His is an American story, an immigrant story.

*

In writing this book, I’m fulfilling an assignment I gave myself more years ago than I can remember. Or maybe it’s an assignment my father gave me. A year after he retired, in 1979, he began writing down memories of his life:

This is an inauspicious spur of the moment beginning. I doubt I’ll live long enough ever to read these pages, just as I don’t expect to complete, nor even start, the myriad projects I’ve set for myself, so this effort can only be for my children or grandchildren. Maybe one of them will some day peruse these notes, or jottings, and find a nugget—one that might even be incorporated in a book (as I ventured to suggest to Deborah recently).

Reading this now, I’m caught up short: was it my father’s idea that I write this book? I was certain it was mine. And 1979? I often say I’ve been planning to write a book about my father forever, but I didn’t realize that forever goes that far back.

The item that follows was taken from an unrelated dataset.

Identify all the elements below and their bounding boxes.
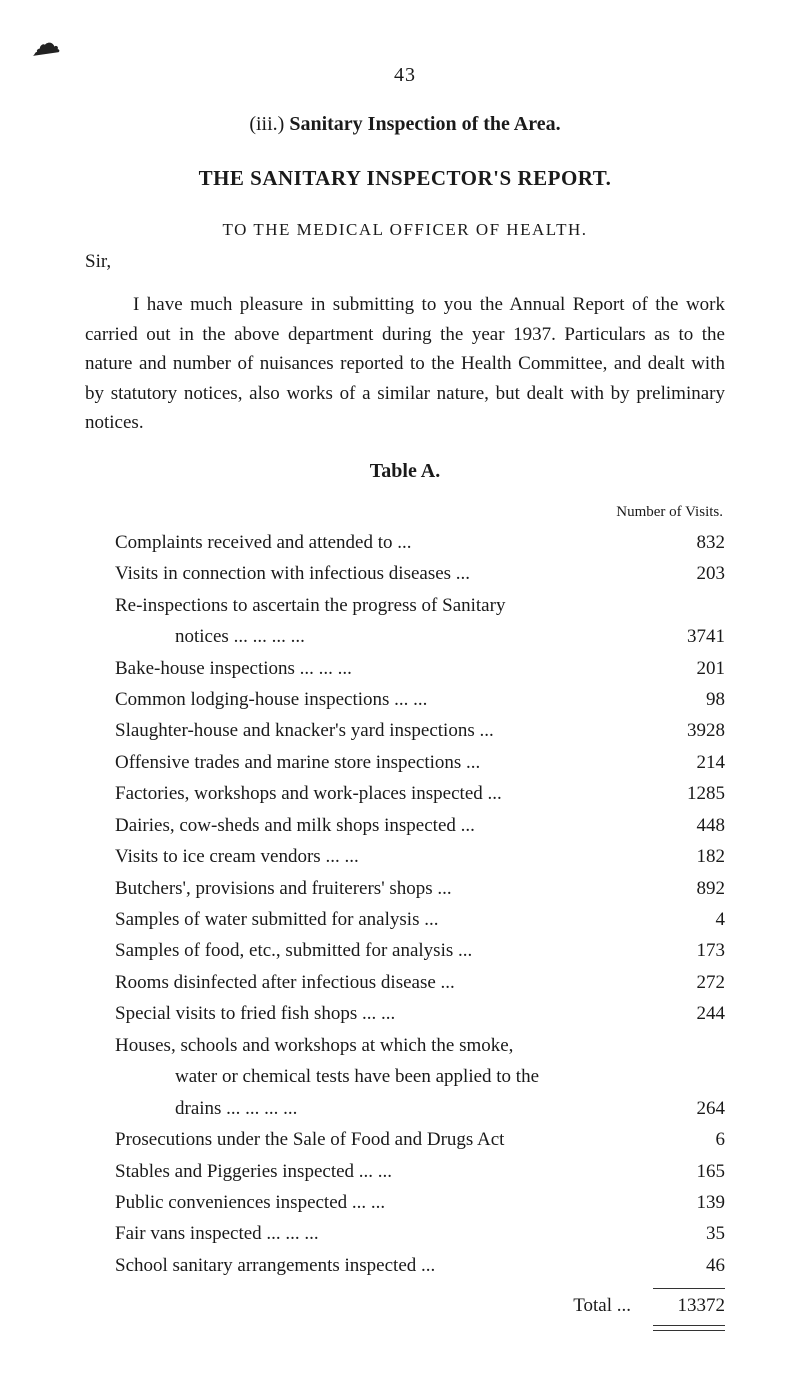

I find a note my father attached to a multipage dot-matrix printout of memories he’s written for me, stamped with the date Dec. 5, 1992. (He always had a date stamp on his desk, and always used it; how I wish I had done the same.) In the note, my father encourages me to write this book: “D’you have an envelope for my stuff? You know many of us take seriously your suggestion that you’ll write a booklet on the basis of my recollections after I’m gone.” My father talks to me through notes like this, and through slips of paper on which I jotted down things he said. Through one such slip of paper he tells me, “If you write it while I’m alive, you’ll have to be thinking of my feelings.”

I say to him in my mind, You’re no longer alive, but I’m still thinking about your feelings. I’m trying to understand what they were, and how they shaped your life—and mine.

I first planned to write my father’s life in the mid-1990s, while he was alive. It was going to be my next book after You Just Don’t Understand, the book that became a surprise bestseller and changed my life, and the one that followed, Talking from 9 to 5. I started interviewing him regularly, recording our conversations and writing notes, but didn’t begin shaping the material into a book. In 1995 I feared I was tempting fate by putting it off: my father was eighty-seven, and had a bad fall. Yet I went ahead and wrote two other books instead. When those were done, he was ninety-three and, amazingly, still fine. Why didn’t I count my lucky stars and start writing this book then? I think in a way I felt like Penelope, who said she’d accept her husband Odysseus’s death when she finished weaving a death shroud, but made sure she never finished it. So long as I was still gathering my father’s stories, he couldn’t die. If I were to start writing the book about him, it would be like writing his obituary, accepting, if not hastening, his death.

My father died more than a dozen years ago. The time for this book has come round at last.